Re: [PATCH v7 11/14] KVM: Register/unregister the guest private memory regions

From: Sean Christopherson
Date: Thu Jul 21 2022 - 13:59:03 EST


On Thu, Jul 21, 2022, Chao Peng wrote:
> On Thu, Jul 21, 2022 at 03:34:59PM +0800, Wei Wang wrote:
> >
> >
> > On 7/21/22 00:21, Sean Christopherson wrote:
> > Maybe you could tag it with cgs for all the confidential guest support
> > related stuff: e.g. kvm_vm_ioctl_set_cgs_mem()
> >
> > bool is_private = ioctl == KVM_MEMORY_ENCRYPT_REG_REGION;
> > ...
> > kvm_vm_ioctl_set_cgs_mem(, is_private)
>
> If we plan to widely use such abbr. through KVM (e.g. it's well known),
> I'm fine.

I'd prefer to stay away from "confidential guest", and away from any VM-scoped
name for that matter. User-unmappable memmory has use cases beyond hiding guest
state from the host, e.g. userspace could use inaccessible/unmappable memory to
harden itself against unintentional access to guest memory.

> I actually use mem_attr in patch: https://lkml.org/lkml/2022/7/20/610
> But I also don't quite like it, it's so generic and sounds say nothing.
>
> But I do want a name can cover future usages other than just
> private/shared (pKVM for example may have a third state).
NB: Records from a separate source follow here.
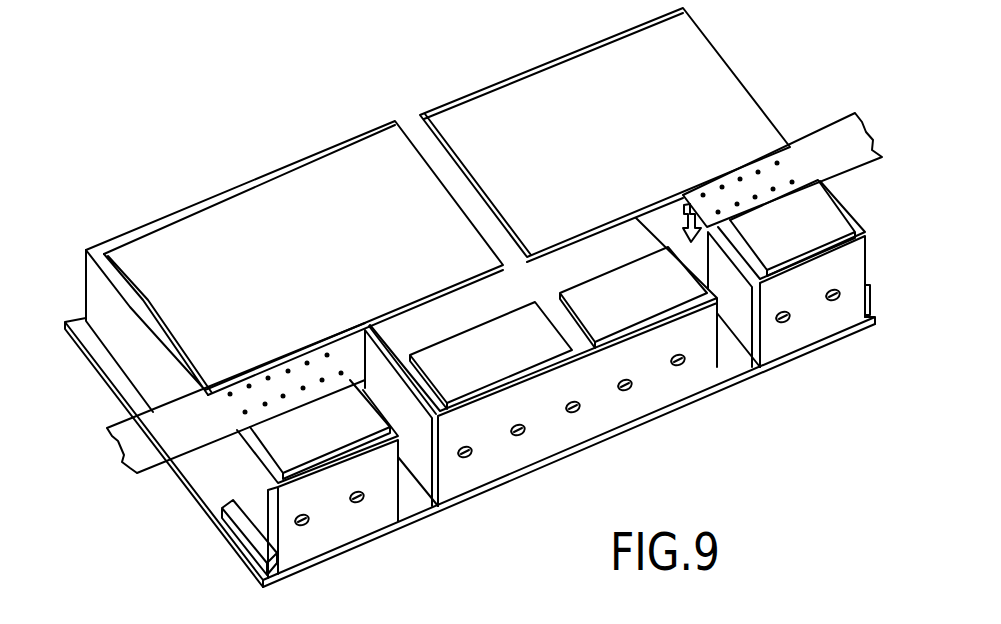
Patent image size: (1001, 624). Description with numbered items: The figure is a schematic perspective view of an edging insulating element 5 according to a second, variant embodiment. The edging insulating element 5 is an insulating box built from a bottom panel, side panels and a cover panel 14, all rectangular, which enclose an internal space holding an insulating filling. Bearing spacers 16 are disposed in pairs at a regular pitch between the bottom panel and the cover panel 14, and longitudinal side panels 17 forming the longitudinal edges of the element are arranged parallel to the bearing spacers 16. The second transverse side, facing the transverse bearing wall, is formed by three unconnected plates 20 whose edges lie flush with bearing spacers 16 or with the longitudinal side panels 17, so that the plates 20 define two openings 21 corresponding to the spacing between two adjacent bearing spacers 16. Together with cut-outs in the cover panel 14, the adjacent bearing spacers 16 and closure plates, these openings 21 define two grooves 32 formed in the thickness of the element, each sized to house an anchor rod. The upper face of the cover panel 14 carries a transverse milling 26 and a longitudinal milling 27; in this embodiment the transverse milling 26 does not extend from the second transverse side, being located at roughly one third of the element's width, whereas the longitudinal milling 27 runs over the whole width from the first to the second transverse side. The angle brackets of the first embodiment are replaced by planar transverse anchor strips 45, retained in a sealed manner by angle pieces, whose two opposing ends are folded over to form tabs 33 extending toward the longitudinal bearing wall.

The edging insulating element 5 is at (569, 455).
The cover panel 14 is at (197, 235).
The bearing spacers 16 is at (803, 322).
The longitudinal side panels 17 is at (102, 295).
The plates 20 is at (847, 257).
The openings 21 is at (762, 358).
The transverse milling 26 is at (453, 318).
The longitudinal milling 27 is at (415, 143).
The grooves 32 is at (728, 358).
The tabs 33 is at (697, 227).
The transverse anchor strips 45 is at (853, 147).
I don't think there can be a third top-level state. Memory is either private to
the guest or it's not. There can be sub-states, e.g. memory could be selectively
shared or encrypted with a different key, in which case we'd need metadata to
track that state.

Though that begs the question of whether or not private_fd is the correct
terminology. E.g. if guest memory is backed by a memfd that can't be mapped by
userspace (currently F_SEAL_INACCESSIBLE), but something else in the kernel plugs
that memory into a device or another VM, then arguably that memory is shared,
especially the multi-VM scenario.

For TDX and SNP "private vs. shared" is likely the correct terminology given the
current specs, but for generic KVM it's probably better to align with whatever
terminology is used for memfd. "inaccessible_fd" and "user_inaccessible_fd" are
a bit odd since the fd itself is accesible.

What about "user_unmappable"? E.g.

F_SEAL_USER_UNMAPPABLE, MFD_USER_UNMAPPABLE, KVM_HAS_USER_UNMAPPABLE_MEMORY,
MEMFILE_F_USER_INACCESSIBLE, user_unmappable_fd, etc...

that gives us flexibility to map the memory from within the kernel, e.g. into
other VMs or devices.

Hmm, and then keep your original "mem_attr_array" name? And probably

int kvm_vm_ioctl_set_mem_attr(struct kvm *kvm, gpa_t gpa, gpa_t size,
bool is_user_mappable)

Then the x86/mmu code for TDX/SNP private faults could be:

is_private = !kvm_is_gpa_user_mappable();

if (fault->is_private != is_private) {

or if we want to avoid mixing up "user_mappable" and "user_unmappable":

is_private = kvm_is_gpa_user_unmappable();

if (fault->is_private != is_private) {

though a helper that returns a negative (not mappable) feels kludgy. And I like
kvm_is_gpa_user_mappable() because then when there's not "special" memory, it
defaults to true, which is more intuitive IMO.

And then if the future needs more precision, e.g. user-unmappable memory isn't
necessarily guest-exclusive, the uAPI names still work even though KVM internals
will need to be reworked, but that's unavoidable. E.g. piggybacking
KVM_MEMORY_ENCRYPT_(UN)REG_REGION doesn't allow for further differentiation,
so we'd need to _extend_ the uAPI, but the _existing_ uAPI would still be sane.